Per una storia della contrattazione collettiva in Italia/306 – Aumenti retributivi, inclusione e flessibilità nel rinnovo del CCNL trasporto a fune

Interventi ADAPT, Relazioni industriali

| di Angela Zaniboni

Contesto del rinnovo

Il giorno 16 maggio 2025, pochi giorni dopo la scadenza del precedente contratto (30 aprile 2025), è stata firmata l’ipotesi di rinnovo del CCNL per gli addetti degli impianti di trasporto a fune, tra ANEF, per la parte datoriale, e FILT-CGIL, FIT-CISL, ULTRATRASPORTI e SAVT-TRASPORTI, per la parte sindacale.

Il contratto così rinnovato (codice alfanumerico CNEL I911) ha una durata triennale, decorrendo dal 1° maggio 2025 fino al 30 aprile 2028. La trattativa si è svolta in un contesto di crescente pressione inflazionistica e di richieste da parte dei lavoratori di adeguamento dei salari e di implementazione degli strumenti di conciliazione vita-lavoro.

Le novità dell’accordo 2025 sono già state inserite nel testo unico contrattuale, concordato dalle parti lo scorso 9 ottobre.

Parte economica

Il rinnovo del CCNL ha prodotto un incremento retributivo e ha rafforzato il welfare aziendale, con l’obiettivo di tutelare il potere d’acquisto dei lavoratori e sostenerne il benessere. La retribuzione minima è stata aumentata di 200 euro lordi mensili, con riferimento al IV livello. L’aumento è suddiviso in tre tranche: 40 euro a ottobre 2025, 70 euro a marzo 2027 e 90 euro a marzo 2028. L’incremento percentuale per ogni livello di inquadramento è del 13,7% rispetto ai minimi pre-rinnovo.

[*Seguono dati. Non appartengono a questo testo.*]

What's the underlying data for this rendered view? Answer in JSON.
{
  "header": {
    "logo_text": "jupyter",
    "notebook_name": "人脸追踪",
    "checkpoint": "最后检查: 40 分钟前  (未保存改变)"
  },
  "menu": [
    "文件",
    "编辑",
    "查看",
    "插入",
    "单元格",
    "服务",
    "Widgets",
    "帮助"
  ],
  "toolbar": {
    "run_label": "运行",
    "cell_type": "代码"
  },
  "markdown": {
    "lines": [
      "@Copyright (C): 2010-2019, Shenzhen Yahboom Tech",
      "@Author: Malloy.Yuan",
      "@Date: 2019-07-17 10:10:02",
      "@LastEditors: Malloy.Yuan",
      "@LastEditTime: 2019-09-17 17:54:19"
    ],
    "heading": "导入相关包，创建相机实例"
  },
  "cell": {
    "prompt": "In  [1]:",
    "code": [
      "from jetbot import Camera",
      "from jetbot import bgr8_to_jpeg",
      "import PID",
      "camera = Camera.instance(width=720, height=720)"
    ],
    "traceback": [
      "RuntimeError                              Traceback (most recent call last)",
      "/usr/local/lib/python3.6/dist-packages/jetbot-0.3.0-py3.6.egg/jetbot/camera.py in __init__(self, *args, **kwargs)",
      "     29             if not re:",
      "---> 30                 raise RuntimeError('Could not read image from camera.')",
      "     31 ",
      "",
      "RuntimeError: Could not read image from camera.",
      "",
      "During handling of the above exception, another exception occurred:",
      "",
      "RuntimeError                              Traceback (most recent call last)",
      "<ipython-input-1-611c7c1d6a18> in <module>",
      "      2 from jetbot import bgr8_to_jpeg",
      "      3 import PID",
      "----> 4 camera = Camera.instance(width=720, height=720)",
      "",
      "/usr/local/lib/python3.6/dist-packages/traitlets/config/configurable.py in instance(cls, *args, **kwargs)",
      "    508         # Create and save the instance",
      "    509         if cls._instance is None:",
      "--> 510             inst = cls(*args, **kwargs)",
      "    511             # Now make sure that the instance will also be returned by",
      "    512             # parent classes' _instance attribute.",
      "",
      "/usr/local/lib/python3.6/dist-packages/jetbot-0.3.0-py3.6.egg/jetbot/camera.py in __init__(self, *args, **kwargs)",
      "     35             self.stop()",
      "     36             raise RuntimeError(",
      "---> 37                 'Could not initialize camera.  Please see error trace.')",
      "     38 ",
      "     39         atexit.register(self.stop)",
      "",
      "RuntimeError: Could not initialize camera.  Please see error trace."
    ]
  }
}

Sul fronte del welfare contrattuale, le parti hanno previsto un incremento del valore degli strumenti di welfare pari a 150 euro, ripartito in due quote equivalenti (di 75 euro l’una) per gli anni 2026 e 2027. Conseguentemente, l’importo degli strumenti di welfare da erogare ai lavoratori ammonterà a 275 euro nel 2026 e a 350 euro nel 2027. Infine, il contratto conferma la possibilità di erogare premi variabili legati alla contrattazione di secondo livello, a cui è possibile applicare le agevolazioni fiscali e contributive se rispettata la normativa.

Parte normativa

Diversi sono gli interventi del CCNL sul piano normativo.

In primo luogo, viene ampliata la lista delle informazioni che il datore di lavoro deve comunicare in fase di assunzione, includendo il CCNL e gli eventuali contratti aziendali e territoriali applicati in azienda, l’informativa in materia di TFR, la previdenza complementare e l’assistenza sanitaria integrativa contrattuali di riferimento e in modo ampio le misure di welfare previste dalla contrattazione collettiva applicata. Si tratta di un intervento in recepimento della direttiva UE 2019/1152 sulla trasparenza e prevedibilità delle condizioni di lavoro.

Sul fronte delle tipologie contrattuali, il contratto a tempo parziale è stato oggetto di innovazioni. Nel valutare le richieste di trasformazione da tempo pieno a parziale, il datore di lavoro deve considerare, oltre ai criteri precedenti, l’età anagrafica del lavoratore e della tipologia della mansione svolta, permettendo così di adattare la richiesta alle caratteristiche sia personali che organizzative. Inoltre, viene aggiornato il diritto alla trasformazione a tempo parziale per le donne vittime di violenza di genere inserite nei percorsi di protezione certificati, con la possibilità di tornare a tempo pieno su richiesta. Viene altresì prevista la possibilità di usare lo strumento di trasformazione da tempo pieno a tempo parziale, a seguito del consenso del lavoratore, per la riallocazione dello stesso in caso di sopraggiunta inidoneità temporanea o definitiva.

Anche il periodo di prova è oggetto di modifica della propria disciplina relativamente ai contratti a termine. Per questi viene infatti previsto un giorno di periodo di prova ogni 15 di calendario, con l’obiettivo di ridurre la precarietà ed evitare periodi di prova eccessivamente lunghi rispetto alla durata del contratto. Il limite massimo del periodo di prova diventa pertanto di 6 giorni per i contratti con durata pari a 3 mesi, di 12 giorni per i contratti con durata pari a 6 mesi e di 20 giorni per i contratti con durata superiore a 6 mesi.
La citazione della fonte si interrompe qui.